A Hybrid Deep Learning Model for Robust Biometric Authentication from Low-Frame-Rate PPG Signals
Arfina Rahman, Mahesh Banavar
TL;DR
This work addresses robust biometric authentication from PPG signals captured at low frame rates using monochrome video, where motion and inter-subject variability pose significant challenges. It introduces a scalogram-based time–frequency representation via Continuous Wavelet Transform (CWT) and a hybrid CVT–ConvMixer–LSTM model that jointly learns spatial, spectral, and temporal features. The approach yields strong empirical performance on CFISHR and BIDMC datasets, with the full model achieving an authentication accuracy of $97.68\%$ and AUC of $0.95$, outperforming LSTM and CVT+ConvMixer baselines. The framework is designed for efficiency and on-device deployment, offering inherent liveness detection and practicality for real-world mobile and embedded security applications, with potential extensions to multimodal biometrics and lighter architectures.
Abstract
Photoplethysmography (PPG) signals, which measure changes in blood volume in the skin using light, have recently gained attention in biometric authentication because of their non-invasive acquisition, inherent liveness detection, and suitability for low-cost wearable devices. However, PPG signal quality is challenged by motion artifacts, illumination changes, and inter-subject physiological variability, making robust feature extraction and classification crucial. This study proposes a lightweight and cost-effective biometric authentication framework based on PPG signals extracted from low-frame-rate fingertip videos. The CFIHSR dataset, comprising PPG recordings from 46 subjects at a sampling rate of 14 Hz, is employed for evaluation.
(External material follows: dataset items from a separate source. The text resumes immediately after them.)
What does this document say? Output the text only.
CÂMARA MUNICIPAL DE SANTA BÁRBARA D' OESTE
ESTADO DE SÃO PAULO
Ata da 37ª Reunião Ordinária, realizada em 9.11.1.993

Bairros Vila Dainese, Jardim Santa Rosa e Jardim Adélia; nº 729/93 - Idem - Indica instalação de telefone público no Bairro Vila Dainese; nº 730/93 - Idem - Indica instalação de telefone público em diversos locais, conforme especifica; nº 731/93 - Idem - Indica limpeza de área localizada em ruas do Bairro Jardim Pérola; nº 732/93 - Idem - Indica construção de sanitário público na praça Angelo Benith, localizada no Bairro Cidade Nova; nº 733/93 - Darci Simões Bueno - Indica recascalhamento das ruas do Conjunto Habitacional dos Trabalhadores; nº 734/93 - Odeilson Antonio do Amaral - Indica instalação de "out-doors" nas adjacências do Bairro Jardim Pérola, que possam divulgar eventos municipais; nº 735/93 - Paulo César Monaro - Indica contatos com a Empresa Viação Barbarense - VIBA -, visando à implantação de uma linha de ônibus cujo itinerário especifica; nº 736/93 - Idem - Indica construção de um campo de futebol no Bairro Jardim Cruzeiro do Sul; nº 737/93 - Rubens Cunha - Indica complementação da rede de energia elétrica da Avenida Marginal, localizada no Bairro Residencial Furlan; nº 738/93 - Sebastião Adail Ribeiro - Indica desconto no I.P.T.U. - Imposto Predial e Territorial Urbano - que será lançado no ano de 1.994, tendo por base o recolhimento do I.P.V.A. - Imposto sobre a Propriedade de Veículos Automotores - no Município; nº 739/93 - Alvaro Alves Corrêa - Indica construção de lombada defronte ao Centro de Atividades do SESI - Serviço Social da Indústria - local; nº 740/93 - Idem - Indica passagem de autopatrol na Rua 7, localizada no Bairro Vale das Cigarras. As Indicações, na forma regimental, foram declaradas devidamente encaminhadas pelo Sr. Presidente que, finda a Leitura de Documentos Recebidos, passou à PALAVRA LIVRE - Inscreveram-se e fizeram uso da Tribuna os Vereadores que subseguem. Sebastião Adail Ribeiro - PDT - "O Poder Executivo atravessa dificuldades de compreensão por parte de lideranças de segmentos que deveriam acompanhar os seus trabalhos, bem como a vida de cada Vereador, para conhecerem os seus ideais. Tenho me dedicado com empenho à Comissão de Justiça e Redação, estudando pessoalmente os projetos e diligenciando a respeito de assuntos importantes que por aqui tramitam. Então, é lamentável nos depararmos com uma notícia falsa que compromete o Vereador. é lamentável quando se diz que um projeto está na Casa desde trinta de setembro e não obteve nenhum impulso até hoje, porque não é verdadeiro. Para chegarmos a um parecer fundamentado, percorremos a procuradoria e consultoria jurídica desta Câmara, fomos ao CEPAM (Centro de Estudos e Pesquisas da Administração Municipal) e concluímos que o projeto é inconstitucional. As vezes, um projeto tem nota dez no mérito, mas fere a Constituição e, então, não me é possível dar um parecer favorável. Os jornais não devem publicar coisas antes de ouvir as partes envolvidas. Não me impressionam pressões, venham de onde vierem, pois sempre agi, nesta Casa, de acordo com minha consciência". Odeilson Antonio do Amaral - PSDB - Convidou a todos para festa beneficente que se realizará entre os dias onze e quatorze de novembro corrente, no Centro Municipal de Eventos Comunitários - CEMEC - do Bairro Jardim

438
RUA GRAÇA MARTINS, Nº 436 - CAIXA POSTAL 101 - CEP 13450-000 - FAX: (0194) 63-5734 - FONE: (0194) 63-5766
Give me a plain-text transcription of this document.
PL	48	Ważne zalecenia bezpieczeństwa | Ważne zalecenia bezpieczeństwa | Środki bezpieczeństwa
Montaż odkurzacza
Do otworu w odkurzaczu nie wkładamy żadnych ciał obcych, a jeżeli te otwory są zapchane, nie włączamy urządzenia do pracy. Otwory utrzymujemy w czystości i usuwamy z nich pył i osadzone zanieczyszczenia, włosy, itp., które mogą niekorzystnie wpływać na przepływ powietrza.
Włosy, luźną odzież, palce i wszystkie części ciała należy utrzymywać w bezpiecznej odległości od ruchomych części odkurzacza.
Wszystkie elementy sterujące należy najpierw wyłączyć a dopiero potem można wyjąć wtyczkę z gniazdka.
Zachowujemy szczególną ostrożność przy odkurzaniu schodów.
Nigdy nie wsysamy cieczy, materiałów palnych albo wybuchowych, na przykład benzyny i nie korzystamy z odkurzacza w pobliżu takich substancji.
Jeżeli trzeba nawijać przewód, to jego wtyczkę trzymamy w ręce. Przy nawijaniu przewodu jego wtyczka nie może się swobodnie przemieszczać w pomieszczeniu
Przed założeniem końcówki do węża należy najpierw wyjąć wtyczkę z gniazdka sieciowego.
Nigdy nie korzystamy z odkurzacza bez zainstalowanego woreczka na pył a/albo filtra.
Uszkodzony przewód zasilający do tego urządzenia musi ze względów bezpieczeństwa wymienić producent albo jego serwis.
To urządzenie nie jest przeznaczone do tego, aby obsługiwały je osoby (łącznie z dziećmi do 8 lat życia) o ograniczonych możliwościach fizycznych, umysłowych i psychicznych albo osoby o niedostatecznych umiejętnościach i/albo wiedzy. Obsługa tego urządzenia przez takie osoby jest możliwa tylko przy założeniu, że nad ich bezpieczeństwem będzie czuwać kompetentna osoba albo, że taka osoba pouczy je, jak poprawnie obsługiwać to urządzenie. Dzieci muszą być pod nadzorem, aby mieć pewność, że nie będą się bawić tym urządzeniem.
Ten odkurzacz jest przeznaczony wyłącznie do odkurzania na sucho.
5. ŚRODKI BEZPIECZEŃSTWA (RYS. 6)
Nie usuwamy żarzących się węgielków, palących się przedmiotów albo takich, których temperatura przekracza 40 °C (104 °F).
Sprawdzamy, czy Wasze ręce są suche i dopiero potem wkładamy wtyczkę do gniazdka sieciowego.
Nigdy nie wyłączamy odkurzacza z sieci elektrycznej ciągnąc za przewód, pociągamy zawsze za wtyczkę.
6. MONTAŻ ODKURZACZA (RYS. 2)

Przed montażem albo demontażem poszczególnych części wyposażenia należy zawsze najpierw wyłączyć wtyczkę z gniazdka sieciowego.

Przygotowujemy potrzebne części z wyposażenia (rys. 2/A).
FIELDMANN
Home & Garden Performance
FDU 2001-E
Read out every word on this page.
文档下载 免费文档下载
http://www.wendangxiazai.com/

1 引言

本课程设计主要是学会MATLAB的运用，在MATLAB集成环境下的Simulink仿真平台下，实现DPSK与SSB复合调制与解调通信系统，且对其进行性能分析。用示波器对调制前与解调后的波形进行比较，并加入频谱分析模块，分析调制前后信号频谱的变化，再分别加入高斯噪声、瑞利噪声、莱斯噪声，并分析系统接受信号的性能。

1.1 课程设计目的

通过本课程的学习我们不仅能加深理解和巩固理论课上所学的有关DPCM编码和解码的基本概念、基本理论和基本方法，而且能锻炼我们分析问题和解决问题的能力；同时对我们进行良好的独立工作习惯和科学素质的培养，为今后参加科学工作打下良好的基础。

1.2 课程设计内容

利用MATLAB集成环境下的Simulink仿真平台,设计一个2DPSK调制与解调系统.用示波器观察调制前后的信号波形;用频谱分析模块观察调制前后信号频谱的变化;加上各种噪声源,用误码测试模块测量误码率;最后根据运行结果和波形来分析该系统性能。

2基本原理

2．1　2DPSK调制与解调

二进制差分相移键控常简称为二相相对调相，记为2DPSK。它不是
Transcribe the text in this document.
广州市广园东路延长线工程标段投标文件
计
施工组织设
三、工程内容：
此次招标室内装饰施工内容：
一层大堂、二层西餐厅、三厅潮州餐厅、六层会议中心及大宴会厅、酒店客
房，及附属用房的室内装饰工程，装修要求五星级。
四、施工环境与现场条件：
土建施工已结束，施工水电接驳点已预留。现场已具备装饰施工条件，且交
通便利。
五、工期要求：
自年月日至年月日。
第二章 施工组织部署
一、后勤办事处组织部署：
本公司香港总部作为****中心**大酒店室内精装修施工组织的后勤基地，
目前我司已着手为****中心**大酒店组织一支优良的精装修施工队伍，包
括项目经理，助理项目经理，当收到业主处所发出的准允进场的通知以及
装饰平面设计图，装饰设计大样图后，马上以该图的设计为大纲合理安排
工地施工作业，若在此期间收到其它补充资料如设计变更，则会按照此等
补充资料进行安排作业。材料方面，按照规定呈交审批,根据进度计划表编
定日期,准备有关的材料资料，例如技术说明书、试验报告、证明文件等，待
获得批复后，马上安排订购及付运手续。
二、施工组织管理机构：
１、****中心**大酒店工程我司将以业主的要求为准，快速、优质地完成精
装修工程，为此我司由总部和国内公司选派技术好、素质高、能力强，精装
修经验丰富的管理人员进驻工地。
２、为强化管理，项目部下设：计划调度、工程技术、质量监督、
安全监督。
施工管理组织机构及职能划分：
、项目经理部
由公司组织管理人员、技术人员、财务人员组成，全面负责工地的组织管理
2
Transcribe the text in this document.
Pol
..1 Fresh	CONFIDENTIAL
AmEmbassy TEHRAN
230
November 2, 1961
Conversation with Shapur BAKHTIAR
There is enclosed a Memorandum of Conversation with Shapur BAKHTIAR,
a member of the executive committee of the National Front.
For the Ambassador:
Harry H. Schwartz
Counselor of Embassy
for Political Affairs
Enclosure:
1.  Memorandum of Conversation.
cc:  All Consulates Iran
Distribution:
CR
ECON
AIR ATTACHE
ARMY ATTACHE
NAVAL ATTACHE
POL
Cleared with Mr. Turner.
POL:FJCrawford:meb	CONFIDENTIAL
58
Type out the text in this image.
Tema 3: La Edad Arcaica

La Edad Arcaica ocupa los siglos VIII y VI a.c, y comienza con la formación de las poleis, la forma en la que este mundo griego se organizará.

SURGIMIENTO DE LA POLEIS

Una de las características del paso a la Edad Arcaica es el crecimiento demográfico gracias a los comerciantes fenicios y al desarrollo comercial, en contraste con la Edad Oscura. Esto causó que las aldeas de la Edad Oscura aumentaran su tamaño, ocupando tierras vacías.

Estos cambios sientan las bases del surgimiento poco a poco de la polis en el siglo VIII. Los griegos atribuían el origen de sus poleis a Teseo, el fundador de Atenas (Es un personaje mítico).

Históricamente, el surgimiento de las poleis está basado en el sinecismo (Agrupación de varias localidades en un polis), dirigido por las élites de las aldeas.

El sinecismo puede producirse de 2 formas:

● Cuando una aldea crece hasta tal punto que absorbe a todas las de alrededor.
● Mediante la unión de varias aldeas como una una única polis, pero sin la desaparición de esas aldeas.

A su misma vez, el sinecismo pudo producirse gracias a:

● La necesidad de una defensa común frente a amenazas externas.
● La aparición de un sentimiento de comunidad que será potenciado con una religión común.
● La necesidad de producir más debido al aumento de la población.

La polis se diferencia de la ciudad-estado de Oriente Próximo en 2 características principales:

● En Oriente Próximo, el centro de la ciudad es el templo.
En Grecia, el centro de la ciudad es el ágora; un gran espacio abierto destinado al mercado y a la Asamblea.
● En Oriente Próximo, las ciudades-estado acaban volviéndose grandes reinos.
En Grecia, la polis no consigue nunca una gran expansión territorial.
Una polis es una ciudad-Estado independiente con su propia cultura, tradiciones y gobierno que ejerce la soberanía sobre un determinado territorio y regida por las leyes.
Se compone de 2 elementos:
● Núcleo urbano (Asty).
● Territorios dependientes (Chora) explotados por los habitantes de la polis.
The raw PPG signals undergo a standard preprocessing pipeline involving baseline drift removal, motion artifact suppression using Principal Component Analysis (PCA), bandpass filtering, Fourier-based resampling, and amplitude normalization. To generate robust representations, each one-dimensional PPG segment is converted into a two-dimensional time-frequency scalogram via the Continuous Wavelet Transform (CWT), effectively capturing transient cardiovascular dynamics. We developed a hybrid deep learning model, termed CVT-ConvMixer-LSTM, by combining spatial features from the Convolutional Vision Transformer (CVT) and ConvMixer branches with temporal features from a Long Short-Term Memory network (LSTM). The experimental results on 46 subjects demonstrate an authentication accuracy of 98%, validating the robustness of the model to noise and variability between subjects. Due to its efficiency, scalability, and inherent liveness detection capability, the proposed system is well-suited for real-world mobile and embedded biometric security applications.